REVAMPED AS OF APRIL 2014
The thing about Rob Wallace was that he was the apologizer. He was the appeaser, and Carmen knew it. So, it came as no surprise that the next day, he had called and apologized for having gone into guard dog mode and spoken up when she was on the phone with Mort, and Carmen in turn conceded that she had probably over-reacted, which was as close to an apology as Rob knew he was going to get. He'd take it.
But speaking of Mort – he had failed to call again, and did not answer any of Carmen's calls. Was this serious? Was he really that upset?
After exactly five days of the mutual silent treatment, Carmen decided to at least return his clothes. She drove to his cabin – without getting lost, by the way – and left the clothes on a neatly folded pile on his porch. She made to walk away, but hesitated, then turned and knocked on his door.
"Mort," she said. "I know you're in there."
"I am.

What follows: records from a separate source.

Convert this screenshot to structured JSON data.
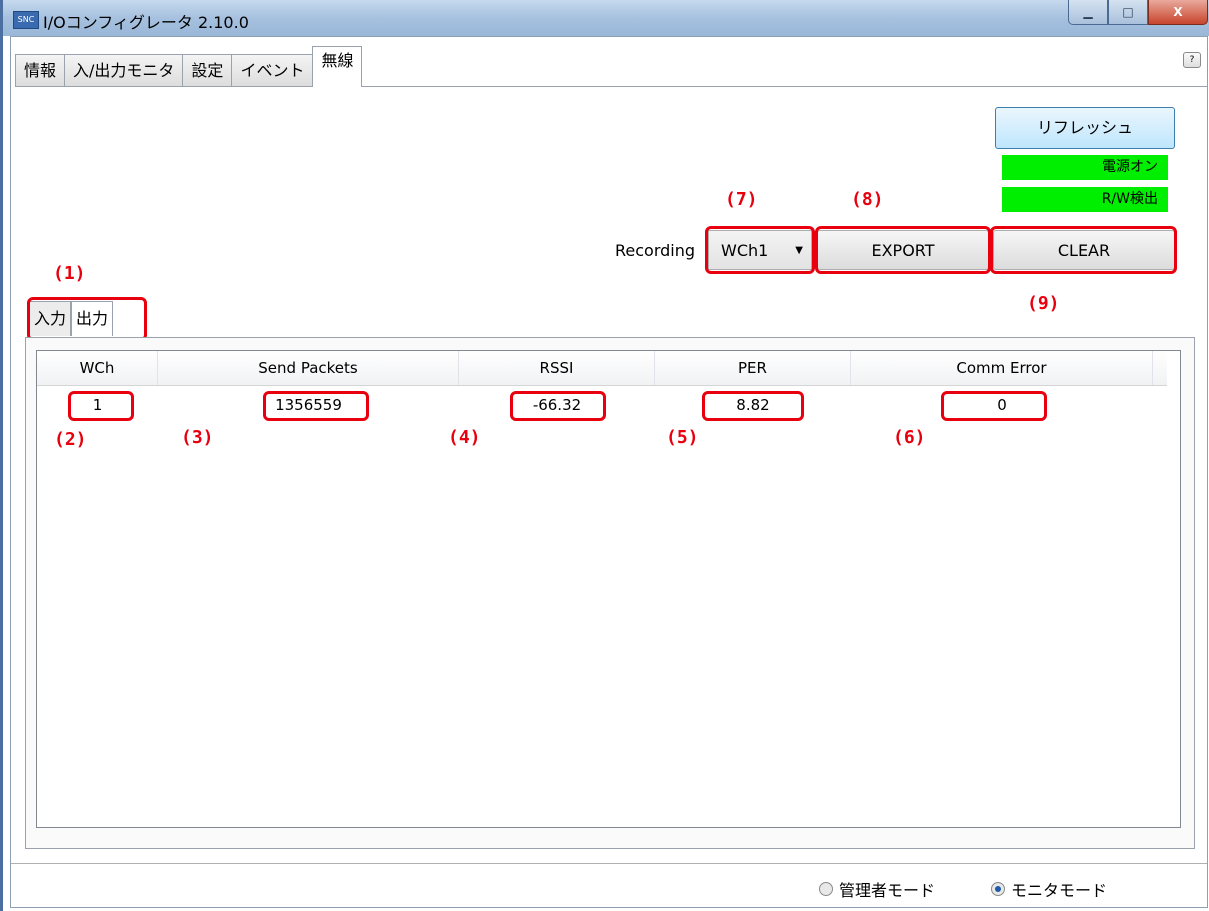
{
  "window": {
    "title": "I/Oコンフィグレータ 2.10.0",
    "minimize": "▁",
    "maximize": "□",
    "close": "X",
    "app_icon": "SNC"
  },
  "tabs": [
    "情報",
    "入/出力モニタ",
    "設定",
    "イベント",
    "無線"
  ],
  "active_tab": "無線",
  "help": "?",
  "refresh_label": "リフレッシュ",
  "status": {
    "power": "電源オン",
    "rw": "R/W検出",
    "color": "#00ee00"
  },
  "recording": {
    "label": "Recording",
    "selected": "WCh1"
  },
  "buttons": {
    "export": "EXPORT",
    "clear": "CLEAR"
  },
  "subtabs": [
    "入力",
    "出力"
  ],
  "table": {
    "columns": [
      "WCh",
      "Send Packets",
      "RSSI",
      "PER",
      "Comm Error"
    ],
    "rows": [
      {
        "wch": "1",
        "send_packets": "1356559",
        "rssi": "-66.32",
        "per": "8.82",
        "comm_error": "0"
      }
    ]
  },
  "annotations": {
    "a1": "(1)",
    "a2": "(2)",
    "a3": "(3)",
    "a4": "(4)",
    "a5": "(5)",
    "a6": "(6)",
    "a7": "(7)",
    "a8": "(8)",
    "a9": "(9)",
    "color": "#e8000f"
  },
  "mode": {
    "admin": "管理者モード",
    "monitor": "モニタモード",
    "selected": "モニタモード"
  }
}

It's my house," came his voice from inside.
"Look, are you free –"
"Working unfortunately."
Carmen flinched, crossing her arms again and shaking her head. What was this? It couldn't have been jealousy, the idea of it being jealousy when they had known each other for barely a few weeks seemed preposterous. Rather than acknowledging it as a possibility, she simply… gave up.
"Alright. Well," she said, her voice stiff with clear displeasure. "Have a good one, then."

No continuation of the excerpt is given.